花だ、花がものすごい勢いで生えてくる。それも上空のネクロに届くかというほどの巨大な花だ。........あの時ばらまいてたのは種だったってことか?
『がっ!』
「!?しまった!」
反応が遅れたせいで下から生えてくる花を避け損ねてしまう。サイドカーに直撃した花はそのままアサルトアーミーとサイドカーを貫いてぐんぐん伸びていく。すでに死んでるので戦死はしないものの、俺の横の仲間がやられるのは耐え難いものがある。
(おい!無事か!)
『........何とか大丈夫だ。死ぬことはないとわかっていても恐いものですな』
頭の中で呼び掛けると、疲れたような声が聞こえる。どうやらちゃんと俺の中に帰ってこれたようだ。
「それにしても........すげえな」
いつの間にか花が突き出てこなくなっていて、辺りは森になったかのようだった。バイクのサイドカーがかなり上の方に引っ掛かっている。100㎏ちかい鉄の塊を貫通してあんだけ上まであげるとは........。
『だが隊長........』
(ああ、好機だが........)
ネクロの化け物じみた芸当を目の当たりにしつつも、俺たちはむしろチャンスを見いだした。ネクロとしてはこれで動きを止めたかったか、さもなくば殺してしまいたかったんだろうが、この花の森は逆に俺たちに隠れる場所と足場を提供してくれた。さっきよりは明らかに事態が好転している。........が。
「........誘われてるな」
奴さんの方もこれで俺が死ぬと思ってるとは思えない。にもかかわらず足場と隠れ場所を俺たちに提供してきたってことは、俺たちはナメられてるという見方もできる。何より、俺の全てが見たいとほざいた矢先に殺してしまうってのはあり得ないと思う。
『........どうする?』
(やるしかねえよ。誘われてるってんなら乗ってやるさ)
どうせこのままでは事態はよくならない。ならばあえて突っ込んで、敵の誘いを逆手にとるしか勝機はない。4次元コンテナから毎度お馴染みの太刀とアサルトライフルを取り出し、さっき撃沈されたアサルトアーミーをもう一度呼び出す。
「悪いがもう少し手伝ってくれ」
『え~........』
「そこをなんとか!」
『........了解、任せろ』
何とも嫌そうな返事をいただいたが、準備はできた。あとは行くのみ........。
「さぁ、始めるか!」
『おう!』
ーーーーーーー
「まだかしら........」
ワタシことネクロは、今愛しい人を待っている。一応殺すつもりでやったけどワタシの刃人があれで死ぬわけがない。彼は必ずワタシの前に現れる、そう思ったらいくらでも待てるわ。

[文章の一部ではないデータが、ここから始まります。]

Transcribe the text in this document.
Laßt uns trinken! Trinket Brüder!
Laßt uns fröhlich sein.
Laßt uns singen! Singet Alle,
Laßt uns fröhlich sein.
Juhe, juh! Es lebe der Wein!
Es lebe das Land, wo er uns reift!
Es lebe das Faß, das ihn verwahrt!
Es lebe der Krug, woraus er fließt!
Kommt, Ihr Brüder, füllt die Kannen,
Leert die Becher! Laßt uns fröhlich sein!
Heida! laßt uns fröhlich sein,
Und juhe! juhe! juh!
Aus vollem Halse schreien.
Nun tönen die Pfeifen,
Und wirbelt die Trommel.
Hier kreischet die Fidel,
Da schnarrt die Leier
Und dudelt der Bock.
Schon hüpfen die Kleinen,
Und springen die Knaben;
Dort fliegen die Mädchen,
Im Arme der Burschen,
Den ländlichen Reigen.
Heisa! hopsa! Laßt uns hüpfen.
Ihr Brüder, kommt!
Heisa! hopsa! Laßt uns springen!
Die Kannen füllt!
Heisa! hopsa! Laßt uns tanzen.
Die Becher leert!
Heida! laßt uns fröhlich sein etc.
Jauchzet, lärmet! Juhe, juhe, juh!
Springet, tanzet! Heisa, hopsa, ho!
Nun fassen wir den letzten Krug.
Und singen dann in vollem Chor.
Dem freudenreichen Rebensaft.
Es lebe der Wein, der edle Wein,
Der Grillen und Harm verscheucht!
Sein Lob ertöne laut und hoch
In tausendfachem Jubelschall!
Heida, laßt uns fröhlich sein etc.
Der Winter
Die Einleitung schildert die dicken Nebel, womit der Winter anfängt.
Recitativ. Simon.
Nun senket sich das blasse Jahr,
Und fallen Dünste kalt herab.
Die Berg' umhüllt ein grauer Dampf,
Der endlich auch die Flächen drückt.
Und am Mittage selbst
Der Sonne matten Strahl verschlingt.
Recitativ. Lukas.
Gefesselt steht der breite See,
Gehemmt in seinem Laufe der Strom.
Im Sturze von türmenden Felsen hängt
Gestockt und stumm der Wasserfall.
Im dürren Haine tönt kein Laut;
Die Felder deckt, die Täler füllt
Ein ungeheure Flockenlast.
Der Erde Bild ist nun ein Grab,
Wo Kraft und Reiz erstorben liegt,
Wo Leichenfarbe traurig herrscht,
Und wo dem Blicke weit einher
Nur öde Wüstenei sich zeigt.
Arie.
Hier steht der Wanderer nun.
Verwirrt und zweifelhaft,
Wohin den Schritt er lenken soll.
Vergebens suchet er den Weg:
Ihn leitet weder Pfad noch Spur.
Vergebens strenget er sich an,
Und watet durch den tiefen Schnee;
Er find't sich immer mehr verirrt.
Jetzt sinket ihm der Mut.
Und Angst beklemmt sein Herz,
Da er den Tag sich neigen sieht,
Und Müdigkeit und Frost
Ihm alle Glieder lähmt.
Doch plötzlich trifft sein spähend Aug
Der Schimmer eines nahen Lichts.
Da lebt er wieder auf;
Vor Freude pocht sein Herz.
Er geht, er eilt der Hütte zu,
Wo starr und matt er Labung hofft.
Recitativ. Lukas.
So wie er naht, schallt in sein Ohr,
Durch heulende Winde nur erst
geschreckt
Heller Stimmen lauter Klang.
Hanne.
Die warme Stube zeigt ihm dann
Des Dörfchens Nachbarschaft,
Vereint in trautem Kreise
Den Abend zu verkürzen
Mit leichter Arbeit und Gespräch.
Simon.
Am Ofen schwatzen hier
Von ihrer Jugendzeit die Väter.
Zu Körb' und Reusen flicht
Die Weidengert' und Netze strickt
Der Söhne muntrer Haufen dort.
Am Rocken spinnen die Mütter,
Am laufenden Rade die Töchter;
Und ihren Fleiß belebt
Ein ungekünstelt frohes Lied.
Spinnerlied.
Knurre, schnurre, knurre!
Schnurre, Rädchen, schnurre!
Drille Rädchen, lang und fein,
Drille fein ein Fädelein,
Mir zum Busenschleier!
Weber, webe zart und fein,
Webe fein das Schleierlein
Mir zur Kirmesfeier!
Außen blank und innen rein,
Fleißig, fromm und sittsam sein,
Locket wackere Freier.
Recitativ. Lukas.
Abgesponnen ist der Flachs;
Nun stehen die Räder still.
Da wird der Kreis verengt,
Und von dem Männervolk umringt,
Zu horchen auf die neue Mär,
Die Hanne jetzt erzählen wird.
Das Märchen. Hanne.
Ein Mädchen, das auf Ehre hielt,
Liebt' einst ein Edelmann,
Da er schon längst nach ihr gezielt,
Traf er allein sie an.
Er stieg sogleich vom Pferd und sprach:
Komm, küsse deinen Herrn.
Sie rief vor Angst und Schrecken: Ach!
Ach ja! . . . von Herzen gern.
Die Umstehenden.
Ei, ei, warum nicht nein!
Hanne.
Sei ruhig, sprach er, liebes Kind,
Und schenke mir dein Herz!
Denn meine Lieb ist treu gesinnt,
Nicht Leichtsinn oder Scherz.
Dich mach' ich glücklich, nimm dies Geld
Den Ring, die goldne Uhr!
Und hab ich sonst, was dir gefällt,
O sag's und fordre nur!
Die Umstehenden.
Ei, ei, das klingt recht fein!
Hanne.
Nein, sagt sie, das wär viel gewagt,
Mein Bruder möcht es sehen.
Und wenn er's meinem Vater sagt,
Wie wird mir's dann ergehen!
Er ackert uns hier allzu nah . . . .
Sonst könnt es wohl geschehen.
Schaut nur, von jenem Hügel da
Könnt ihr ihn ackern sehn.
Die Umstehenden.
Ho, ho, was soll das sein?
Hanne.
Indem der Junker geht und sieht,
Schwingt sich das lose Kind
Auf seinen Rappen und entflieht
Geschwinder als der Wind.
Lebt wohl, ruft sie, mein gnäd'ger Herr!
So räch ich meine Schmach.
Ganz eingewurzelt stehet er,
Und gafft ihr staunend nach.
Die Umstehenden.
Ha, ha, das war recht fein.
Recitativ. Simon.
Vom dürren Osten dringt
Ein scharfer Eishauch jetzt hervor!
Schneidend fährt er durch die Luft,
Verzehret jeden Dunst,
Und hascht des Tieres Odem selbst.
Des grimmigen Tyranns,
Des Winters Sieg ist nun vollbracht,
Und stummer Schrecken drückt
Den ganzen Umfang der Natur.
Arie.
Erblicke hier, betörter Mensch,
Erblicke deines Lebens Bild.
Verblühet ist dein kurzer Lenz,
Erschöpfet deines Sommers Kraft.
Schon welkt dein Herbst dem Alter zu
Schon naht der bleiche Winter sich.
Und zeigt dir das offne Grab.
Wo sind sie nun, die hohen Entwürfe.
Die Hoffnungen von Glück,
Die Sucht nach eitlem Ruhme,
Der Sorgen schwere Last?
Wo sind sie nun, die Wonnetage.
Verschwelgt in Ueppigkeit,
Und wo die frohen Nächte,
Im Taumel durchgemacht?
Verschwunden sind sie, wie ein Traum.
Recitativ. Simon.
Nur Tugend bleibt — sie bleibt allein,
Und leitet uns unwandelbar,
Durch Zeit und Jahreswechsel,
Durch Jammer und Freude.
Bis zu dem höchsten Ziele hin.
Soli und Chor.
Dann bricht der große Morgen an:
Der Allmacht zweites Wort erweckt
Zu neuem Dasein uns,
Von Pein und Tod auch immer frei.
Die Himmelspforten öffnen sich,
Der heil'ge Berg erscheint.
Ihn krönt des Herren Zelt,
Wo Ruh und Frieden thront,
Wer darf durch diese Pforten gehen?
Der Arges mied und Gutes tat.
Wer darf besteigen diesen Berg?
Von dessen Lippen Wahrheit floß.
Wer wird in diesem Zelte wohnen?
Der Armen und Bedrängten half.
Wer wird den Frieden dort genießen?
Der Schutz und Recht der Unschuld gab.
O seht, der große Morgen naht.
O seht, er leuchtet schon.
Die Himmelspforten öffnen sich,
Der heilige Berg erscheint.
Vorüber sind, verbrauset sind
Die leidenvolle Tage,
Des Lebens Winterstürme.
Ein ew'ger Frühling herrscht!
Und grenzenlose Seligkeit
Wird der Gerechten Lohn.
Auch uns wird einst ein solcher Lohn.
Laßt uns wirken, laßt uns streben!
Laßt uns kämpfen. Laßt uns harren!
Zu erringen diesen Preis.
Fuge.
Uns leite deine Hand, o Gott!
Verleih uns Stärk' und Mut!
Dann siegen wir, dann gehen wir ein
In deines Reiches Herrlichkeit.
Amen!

それに、わざわざ花を生やしたのには理由がある。この子たちの種は私が手塩にかけて育てたもので、ワタシの力と同調して感覚を共有することができる。つまりは........。
「フフ、来た来た♪」
彼がこの中にいる限り、その行為は全てワタシに筒抜けってこと。彼の行動を全て把握してるこの感覚はまるで彼を支配してるような優越感がある。この征服感、........たまんなぁい♪
「早く来て?そしてワタシと一緒に遊びましょう?」
ーーーーー
「........実はもういたりして」
ネクロが空中でくねくねと悶えてる間、俺はすでに花の上でアサルトライフルでネクロを狙っていた。
ネクロが植物を操れるのは最初の捕虜収容所で把握してたし、かつてカメルと戦った際に探知系の魔法が存在することも確認済みだ。この2つからこの中では俺たちの動きがバレるだろうって可能性は割と簡単に導き出せる。そうなれば対策を練ることができる。
「........大丈夫かねぇ」
非常に申し訳ない話なんだが、アサルトアーミーには囮になってもらってる。その間に『ゴーストシステム』を展開、隠れつつ脚力を強化しながら一足先に登ってきたというわけだ。そのうち囮になったアサルトアーミーには飯でも奢ってやるか。........ってかそもそも食えんのか?あいつ。
「........」
もちろん即死させはしないが、動けない程度の傷は負ってもらうことになる。俺はネクロの黒い翼に照準を合わせ、引き金を引いた。
いかんな、メインヒロインがこのままだとネクロになりかねない
大佐やお嬢ちゃんに殺される前に軌道修正せねば........。